И вроде загружали меня хорошо, но то густо, то пусто. Я ходила бесконечными серыми коридорами за подписями серых пиджаков и белых воротничков, ворошила кипы бумаг… Сама переоделась во взрослую девушку. На меня, кажется, перестали коситься в заводоуправлении. Но при этом было скучно. Без общения с ребятами, без физического труда. Пялилась в монитор целый день, на час меньше стандартной восьмичасовой смены. Чтобы совсем не спать, я брала на работу учебник физики: готовилась поступать на техническую специальность, подтягивала хвосты. Я была счастлива, покидая бухгалтерию и надеясь, что навсегда.

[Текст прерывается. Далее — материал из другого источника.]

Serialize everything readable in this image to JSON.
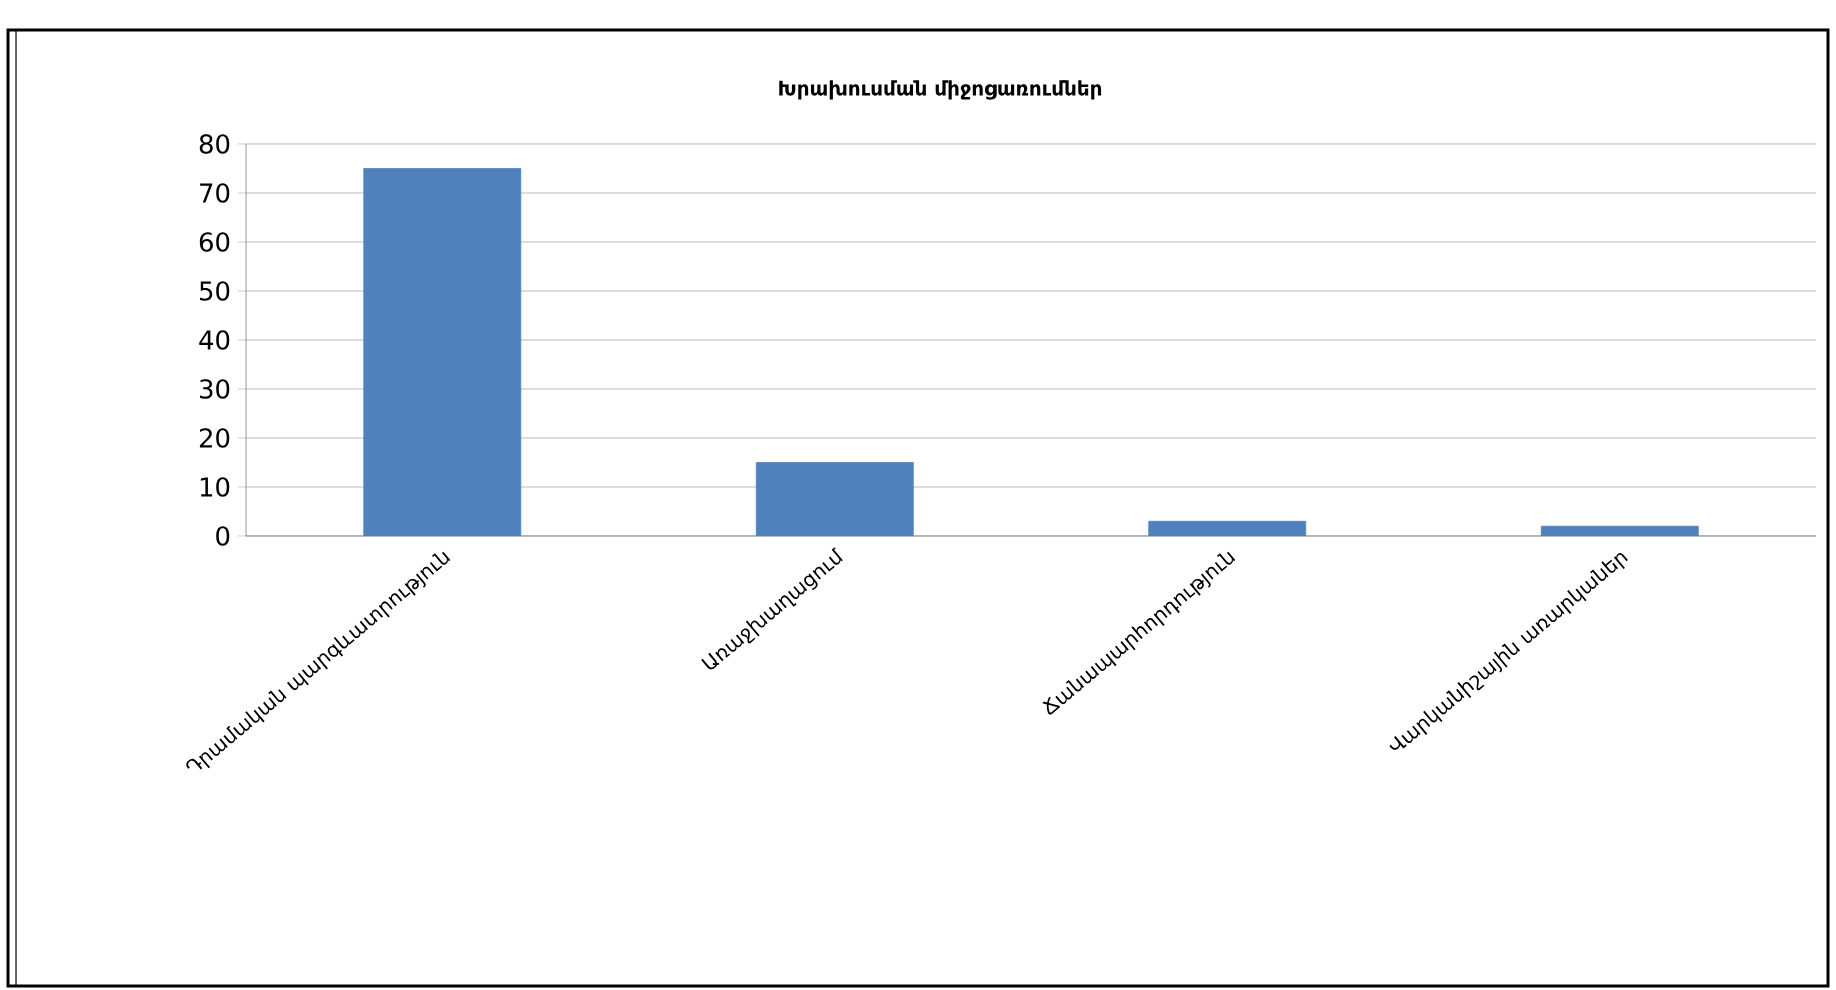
{
  "chart_data": {
    "type": "bar",
    "title": "Խրախուսման միջոցառումներ",
    "categories": [
      "Դրամական պարգևատրություն",
      "Առաջխաղացում",
      "Ճանապարհորդություն",
      "Վարկանիշային առարկաներ"
    ],
    "values": [
      75,
      15,
      3,
      2
    ],
    "color": "#4f81bd",
    "ylim": [
      0,
      80
    ],
    "yticks": [
      0,
      10,
      20,
      30,
      40,
      50,
      60,
      70,
      80
    ],
    "grid": "y"
  }
}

На следующий год, когда я в последний раз подписала договор подряда, Александр Михайлович, не мудрствуя лукаво, оставил меня в отделе кадров. А ведь я так мечтала о химчистке! Неужели так выросла? Кто поймёт этих начальников?

Самым прекрасным в отделе кадров было отсутствие проходной – он располагался как раз над фойе с вертушкой. Нет, пропуск мне, как и всем ребятам выдали, только пользовалась я им редко.

Меня снова посадили разбирать бумаги: раскладывать дополнительные соглашения по конвертам. Всяко веселее, чем в бухгалтерии. Каждый день приходили новые люди, появлялись новые впечатления. И было как-то спокойно. Мои новые наставницы могли отпустить меня то к зубному, то на почту отправить документы в университеты.

Так, через конверты и архивы, я заочно познакомилась со всем нашим заводом, а значит, и всем Чебаркулëм. Целые династии годами ходили через проходную, и я тоже часть одной такой. Особенно приятно было находить личные дела дедушки, мамы, папы и тёти. Нет, я ничего не читала, но знакомые фамилии радовали глаз.

Работа в отделе кадров никак не мешала поступлению. ЕГЭ я уже сдала, аттестат получила. Оставался только мучительный выбор и ожидание результата. Хорошо, что я не стала сдавать обществознание. И как бы я училась на гуманитарной специальности? Катая вату. Ведь мне очень легко давались гуманитарные науки. А вот инженер – профессия более сложная и многогранная.